Inside the financing of Egypt’s largest solar‑plus‑storage project – pv magazine International

Norwegian developer Scatec ASA has commissioned the first phase of the 1.1 GW Obelisk solar and battery energy storage system (BESS) project in Egypt, backed by $479.1 million in development finance institution (DFI) debt and a fully contracted storage revenue model.
A PV plant operated by Scatec in Egypt
Image: Scatec ASA
Scatec ASA has brought its largest project to date into operation in Egypt with a capital structure combining multilateral development bank debt, layered equity from a Norwegian climate fund and a French energy company, and a power purchase agreement (PPA) that fully contracts BESS dispatch with no merchant exposure.
The $590 million Obelisk project in Nagaa Hammadi, Upper Egypt, is financed with more than 80% non-recourse debt – $479.1 million – provided by the European Bank for Reconstruction and Development (EBRD), the African Development Bank (AfDB), and British International Investment (BII).
Norfund, through Norway’s Climate Investment Fund, holds 25% of the Obelisk holding company, with Scatec retaining 75%. EDF Power Solutions holds 20% of the operating company below, leaving Scatec with 60% total economic interest and operational control, Norfund with 20%, and EDF Power Solutions with 20%, a Scatec spokesperson told pv magazine.
“The main difference is equity partners were invited at two levels – SPV and HoldCo,” said the spokesperson. “This reduces Scatec’s equity need while retaining majority control throughout the structure.”

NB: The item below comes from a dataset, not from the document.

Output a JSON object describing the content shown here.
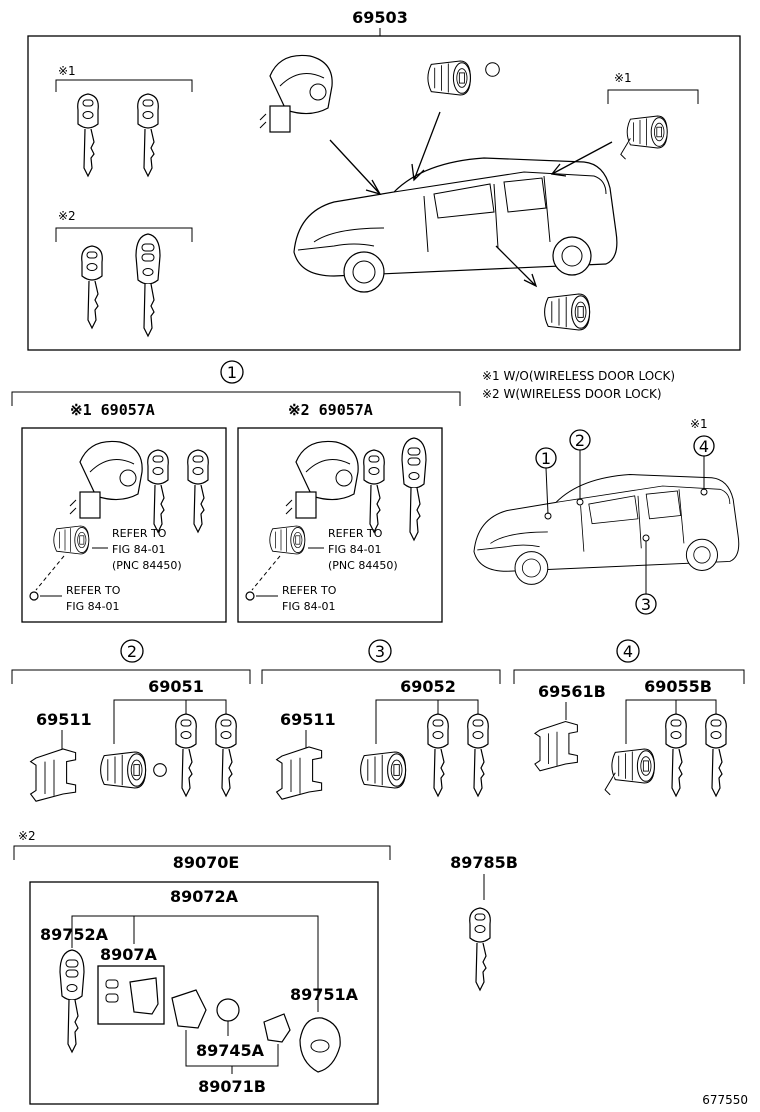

To complement this dual-level approach, the company maintains a consistent framework for how and when external investors are introduced across its portfolio.
Equity partners are brought into all projects, typically before financial close, with non-recourse debt covering the majority of Capex and a baseline 20/80 equity-to-debt split that varies by country and offtake terms, said the Scatec spokesperson.
“The Obelisk project is a good example of how the Climate Investment Fund can help accelerate the transition from fossil to renewable energy in emerging markets through profitable investments,” said Bjørnar Baugerud, head of Norway’s Climate Investment Fund.
The first phase – 561 MW of solar and a 100 MW/200 MWh battery energy storage system – was commissioned in February 2026.
The BESS dispatch is fully contracted under the 25-year, US dollar-denominated PPA with Egyptian Electricity Transmission Co. (EETC), with no merchant or ancillary services exposure, said the Scatec spokesperson. The PPA is backed by a sovereign guarantee. The second phase adds another 564 MW of solar and is targeted for commercial operation in summer 2026.
Scatec reported NOK 11 billion ($1.17 billion) in proportional revenues for 2025, NOK 4.568 billion in EBITDA, a 25% reduction in gross corporate debt, and NOK 5.6 billion in liquidity at year end, according to its full-year 2025 results.
Equinor sold an 8.07% stake in Scatec this week at NOK 125 per share, raising approximately NOK 1.6 billion, and retained a roughly equal remaining stake subject to a 90-day lock-up. Equinor, which built its holding to 16.12% between 2019 and 2023, described the sale as portfolio optimization.